Résumé de la décision
Dans l'affaire opposant les consorts X à la commune de Saint-Mandrier-sur-Mer, le tribunal de Toulon a prononcé, le 10 mai 1965, l'expropriation d'une parcelle de terre appartenant aux consorts X pour cause d'utilité publique. Les consorts X ont formé un pourvoi en cassation, soutenant que l'ordonnance d'expropriation était irrégulière en raison d'accords préalablement établis entre eux et le maire concernant la fourniture d'eau d'un puits situé sur la parcelle expropriée. La Cour de cassation a rejeté le pourvoi, considérant qu'il était irrecevable.
Arguments pertinents
1. Irrecevabilité du pourvoi : La Cour a statué que le moyen soulevé par les consorts X ne visait aucun des cas d'ouverture à cassation énumérés par l'article 30 de l'ordonnance du 23 octobre 1958. Cela signifie que le pourvoi ne répondait pas aux critères juridiques nécessaires pour être examiné par la Cour de cassation.
> "TEL QU'IL EST FORMULE, LE MOYEN NE VISE AUCUN DES CAS D'OUVERTURE A CASSATION LIMITATIVEMENT ENUMERES PAR L'ARTICLE 30 DE L'ORDONNANCE DU 23 OCTOBRE 1958."
2. Respect des contrats : Bien que les consorts X aient invoqué un manquement au respect des accords passés avec le maire, la Cour a jugé que cela ne constituait pas un motif suffisant pour annuler l'ordonnance d'expropriation, car le moyen soulevé n'était pas conforme aux exigences légales.
Interprétations et citations légales
L'ordonnance du 23 octobre 1958, en son article 30, définit les conditions dans lesquelles un pourvoi en cassation peut être formé.
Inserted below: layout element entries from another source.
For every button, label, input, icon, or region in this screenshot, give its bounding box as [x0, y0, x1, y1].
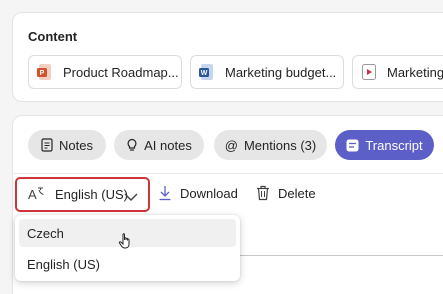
translate-icon: A [27, 186, 45, 204]
tab-label: Notes [59, 137, 93, 153]
toolbar-divider [12, 173, 443, 174]
powerpoint-file-icon: P [37, 63, 53, 81]
file-chip-product-roadmap[interactable]: P Product Roadmap... [28, 55, 182, 89]
notes-icon [41, 138, 53, 152]
svg-text:P: P [40, 70, 45, 77]
tab-transcript[interactable]: Transcript [335, 130, 434, 160]
file-chip-label: Marketing budget... [225, 64, 337, 80]
download-label: Download [180, 185, 238, 201]
word-file-icon: W [199, 63, 215, 81]
svg-text:W: W [201, 70, 208, 77]
video-file-icon [361, 63, 377, 81]
hand-cursor-icon [118, 232, 134, 255]
download-button[interactable]: Download [158, 185, 238, 201]
chevron-down-icon [124, 190, 138, 205]
trash-icon [257, 185, 269, 201]
file-chip-label: Marketing [387, 64, 443, 80]
tab-label: Transcript [365, 137, 423, 153]
language-select-label: English (US) [55, 187, 128, 202]
transcript-icon [346, 139, 359, 152]
at-sign-icon: @ [224, 137, 238, 153]
content-title: Content [28, 29, 78, 44]
language-select[interactable]: A English (US) [15, 177, 150, 212]
file-chip-marketing-budget[interactable]: W Marketing budget... [190, 55, 344, 89]
transcript-separator [236, 255, 443, 256]
tab-label: Mentions (3) [243, 137, 317, 153]
language-option-label: English (US) [27, 256, 100, 272]
tab-label: AI notes [144, 137, 192, 153]
download-icon [159, 186, 171, 201]
lightbulb-icon [126, 138, 138, 152]
file-chip-marketing-video[interactable]: Marketing [352, 55, 443, 89]
tab-mentions[interactable]: @ Mentions (3) [214, 130, 327, 160]
delete-label: Delete [278, 185, 316, 201]
language-option-label: Czech [27, 225, 64, 241]
file-chip-label: Product Roadmap... [63, 64, 179, 80]
tab-ai-notes[interactable]: AI notes [114, 130, 204, 160]
tab-notes[interactable]: Notes [28, 130, 106, 160]
svg-text:A: A [28, 187, 37, 202]
delete-button[interactable]: Delete [256, 185, 316, 201]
Cet article énumère de manière limitative les cas d'ouverture, ce qui implique que toute argumentation ne s'inscrivant pas dans ces cas ne pourra pas être examinée par la Cour.
- Ordonnance du 23 octobre 1958 - Article 30 : Cet article précise que le pourvoi en cassation doit être fondé sur des motifs clairement définis et énoncés, sans quoi il sera déclaré irrecevable.
La décision souligne également l'importance du respect des contrats, mais dans le cadre de l'expropriation pour cause d'utilité publique, la prévalence de l'intérêt général peut parfois primer sur les accords privés, tant que les procédures légales sont respectées.
En conclusion, la décision de la Cour de cassation illustre la rigueur des conditions d'admissibilité des pourvois en cassation et la primauté de l'utilité publique dans les procédures d'expropriation, tout en rappelant que les accords privés doivent être conformes aux exigences légales pour avoir force obligatoire.